The Typical Target uses a File System¶
Moreover, the most commonly used Target persists, retrieves and checks existence of one or many files/objects in a file system. To this end Stardag implements the FileSystemTarget.
You can, and it is in some cases motivated to, return a target for a certain type of file system with an absolute path/URI
import stardag as sd
class MyTask(sd.Task[sd.LocalTarget]):
def run(self):
with self.output().open("w") as handle:
handle.write("result")
def output(self) -> sd.LocalTarget:
return sd.LocalTarget("/absolute/path/to/file.txt")
However, you are strongly encouraged to instead use the function sd.get_target:
import stardag as sd
class MyTask(sd.Task[sd.FileSystemTarget]):
def run(self):
with self.output().open("w") as handle:
handle.write("result")
def output(self) -> sd.FileSystemTarget:
return sd.get_target("path/to/file.txt")
The main benefit here is that you can configure the file system and root directory/URI-prefix centrally and decoupled from your tasks. This means for example that you can trivially jump between experimenting fully locally and running pipelines in production (or staging etc.).
Target Roots¶
Target roots define the base location for FileSystemTargets obtained by sd.get_target() or when using the sd.AutoTask or the @sd.task decorator API.

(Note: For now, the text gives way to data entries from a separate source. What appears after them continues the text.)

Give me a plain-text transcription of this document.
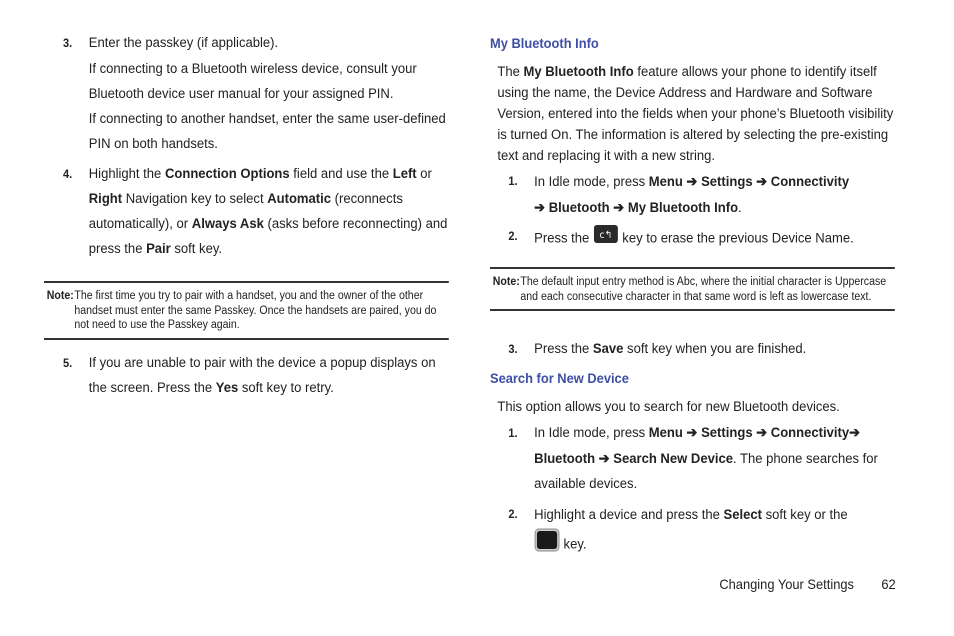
3. Enter the passkey (if applicable).

If connecting to a Bluetooth wireless device, consult your Bluetooth device user manual for your assigned PIN.

If connecting to another handset, enter the same user-defined PIN on both handsets.

4. Highlight the Connection Options field and use the Left or Right Navigation key to select Automatic (reconnects automatically), or Always Ask (asks before reconnecting) and press the Pair soft key.

Note: The first time you try to pair with a handset, you and the owner of the other handset must enter the same Passkey. Once the handsets are paired, you do not need to use the Passkey again.
5. If you are unable to pair with the device a popup displays on the screen. Press the Yes soft key to retry.

My Bluetooth Info

The My Bluetooth Info feature allows your phone to identify itself using the name, the Device Address and Hardware and Software Version, entered into the fields when your phone’s Bluetooth visibility is turned On. The information is altered by selecting the pre-existing text and replacing it with a new string.

1. In Idle mode, press Menu ➔ Settings ➔ Connectivity
➔ Bluetooth ➔ My Bluetooth Info.

2. Press the c↰ key to erase the previous Device Name.

Note: The default input entry method is Abc, where the initial character is Uppercase and each consecutive character in that same word is left as lowercase text.
3. Press the Save soft key when you are finished.

Search for New Device

This option allows you to search for new Bluetooth devices.

1. In Idle mode, press Menu ➔ Settings ➔ Connectivity➔ Bluetooth ➔ Search New Device. The phone searches for available devices.

2. Highlight a device and press the Select soft key or the
key.

Changing Your Settings 62
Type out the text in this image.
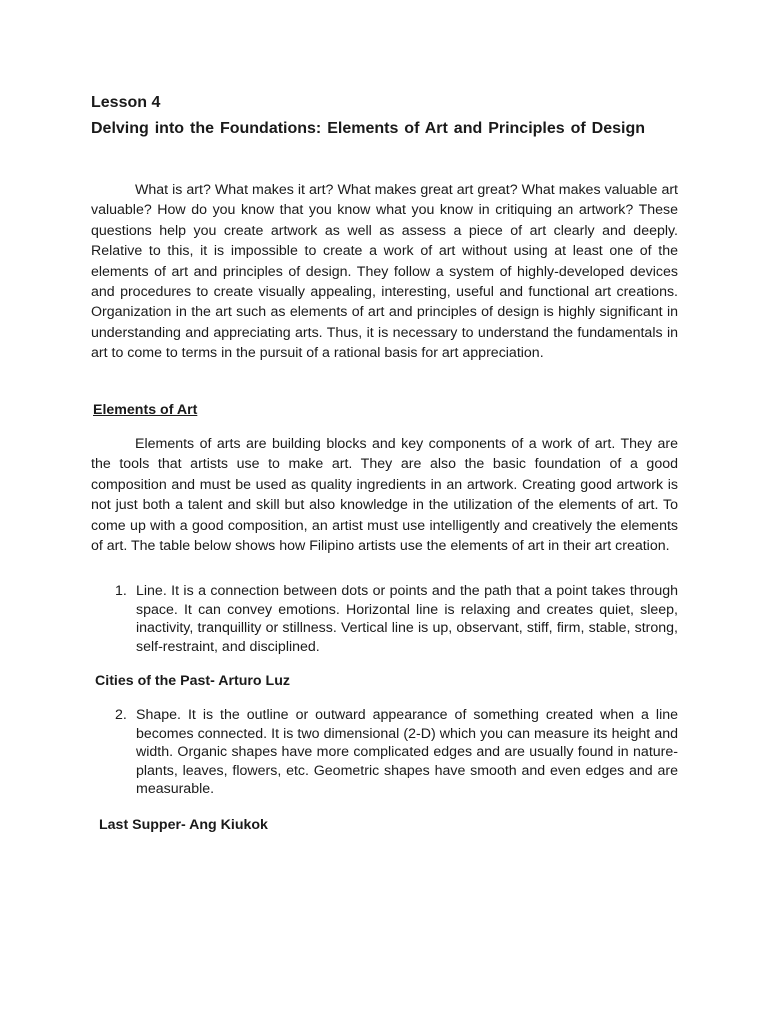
Lesson 4
Delving into the Foundations: Elements of Art and Principles of Design

What is art? What makes it art? What makes great art great? What makes valuable art valuable? How do you know that you know what you know in critiquing an artwork? These questions help you create artwork as well as assess a piece of art clearly and deeply. Relative to this, it is impossible to create a work of art without using at least one of the elements of art and principles of design. They follow a system of highly-developed devices and procedures to create visually appealing, interesting, useful and functional art creations. Organization in the art such as elements of art and principles of design is highly significant in understanding and appreciating arts. Thus, it is necessary to understand the fundamentals in art to come to terms in the pursuit of a rational basis for art appreciation.

Elements of Art

Elements of arts are building blocks and key components of a work of art. They are the tools that artists use to make art. They are also the basic foundation of a good composition and must be used as quality ingredients in an artwork. Creating good artwork is not just both a talent and skill but also knowledge in the utilization of the elements of art. To come up with a good composition, an artist must use intelligently and creatively the elements of art. The table below shows how Filipino artists use the elements of art in their art creation.

1. Line. It is a connection between dots or points and the path that a point takes through space. It can convey emotions. Horizontal line is relaxing and creates quiet, sleep, inactivity, tranquillity or stillness. Vertical line is up, observant, stiff, firm, stable, strong, self-restraint, and disciplined.
Cities of the Past- Arturo Luz
2. Shape. It is the outline or outward appearance of something created when a line becomes connected. It is two dimensional (2-D) which you can measure its height and width. Organic shapes have more complicated edges and are usually found in nature- plants, leaves, flowers, etc. Geometric shapes have smooth and even edges and are measurable.
Last Supper- Ang Kiukok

As per the last example above, when implementing output, you are advised to use sd.get_target which takes the arguments:
relpath: str(required)target_root_key: str(default value"default")
The core idea is that you define a set of named (the target_root_key) base paths or URIs, to which the target of any task specifies the relative path. E.g
Configuration¶
Via environment variables:
# The "default" root
export STARDAG_TARGET_ROOT__DEFAULT="s3://some-bucket/prefix/"

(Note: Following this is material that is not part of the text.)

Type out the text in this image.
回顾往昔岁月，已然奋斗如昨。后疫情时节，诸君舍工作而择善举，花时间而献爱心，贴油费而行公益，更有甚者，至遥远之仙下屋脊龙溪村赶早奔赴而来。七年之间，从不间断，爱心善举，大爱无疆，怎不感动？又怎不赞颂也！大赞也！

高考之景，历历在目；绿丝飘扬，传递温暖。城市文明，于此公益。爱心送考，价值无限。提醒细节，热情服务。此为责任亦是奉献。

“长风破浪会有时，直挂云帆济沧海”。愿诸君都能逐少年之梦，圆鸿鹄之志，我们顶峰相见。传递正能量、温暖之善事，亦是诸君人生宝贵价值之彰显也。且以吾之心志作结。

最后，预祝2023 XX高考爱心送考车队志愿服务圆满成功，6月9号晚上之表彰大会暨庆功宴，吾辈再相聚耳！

# Additional root named "ingestion"
export STARDAG_TARGET_ROOT__INGESTION="s3://some-other-bucket/prefix/"
Or equivalently via a single JSON-encoded environment variable:
export STARDAG_TARGET_ROOTS=\
'{"default": "s3://some-bucket/prefix/", "ingestion": "s3://some-other-bucket/prefix/"}'
You can also instantiate/implement your own TargetFactory and set it to sd.target_factory_provider.set(my_target_factory).
🚧 Work in progress 🚧
This documentation is still taking shape. It should soon cover:
- Serialization
- How target roots are configured via the
STARDAG_PROFILE/CLI/configuration - How target roots are connected to Environments and synced via the stardag Registry.
- Common patterns and best practices.